Bengaluru:  Despite six out of every 10 school teachers in India being men, a teacher is always a woman in NCERT textbooks prescribed for class two to five. Additionally, the father – a male – is always the head of the family and women always stay-at home. 

These gender stereotypes are some of the references and examples found in textbooks prescribed by the National Council of Educational Research and Training (NCERT), according to a study conducted by an NGO Action Aid. The NGO’s study concludes that NCERT textbooks for classes two to five – including Mathematics, English and Environmental Sciences – contain references and examples that encourage gender stereotypes.

“We don’t have to reiterate the fact that textbooks and schools shape the minds of children.

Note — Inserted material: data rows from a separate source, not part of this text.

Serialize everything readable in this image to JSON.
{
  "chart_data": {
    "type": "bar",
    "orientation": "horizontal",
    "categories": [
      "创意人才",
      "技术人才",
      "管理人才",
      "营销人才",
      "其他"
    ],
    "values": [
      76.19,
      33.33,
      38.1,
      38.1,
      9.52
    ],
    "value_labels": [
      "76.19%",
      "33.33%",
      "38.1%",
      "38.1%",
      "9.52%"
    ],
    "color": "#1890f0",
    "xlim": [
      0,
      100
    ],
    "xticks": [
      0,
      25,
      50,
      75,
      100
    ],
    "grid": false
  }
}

In the 21st century, when we are trying to build our country, one of the most important aspects of enlightenment is gender sensitivity,” said Dr Kshitij Urs, regional manager of Action Aid.

The study observed that in an English textbook for class five, 56 per cent of illustrations represent only men, compared to 20.6 per cent of women. Similarly, a class two textbook contains sentences such as “I wonder if my teacher will look like my mother or grandmother”. 

Action Aid will submit the findings of their study to the NCERT soon and has asked the central education agency to replace the textbooks and use gender neutral terms. 

“We are making specific demands not only to change the textbooks but to use gender neutral terms in the Constitution, the law we make and the policies that we evolve,” said Dr Urs.  

This was also echoed by Anais Leclere, the lead researcher of the study.

“The textbooks teach us that if you are a boy, you don’t need to be as kind as women. This is harmful and that is what I am fighting against,” said Ms Leclere to NDTV.

Action Aid’s study was also discussed by Kripa Alva, the chairperson of Karnataka’s State Commission for the Protection of Child Rights, at an open house session. 

“There is huge gender bias in the textbooks. If the image of boys being superior to girls gets embedded in their mind at a very young age, it is very difficult to let go of in later years. We need to have gender sensitivity from pre-nursery itself,” she said.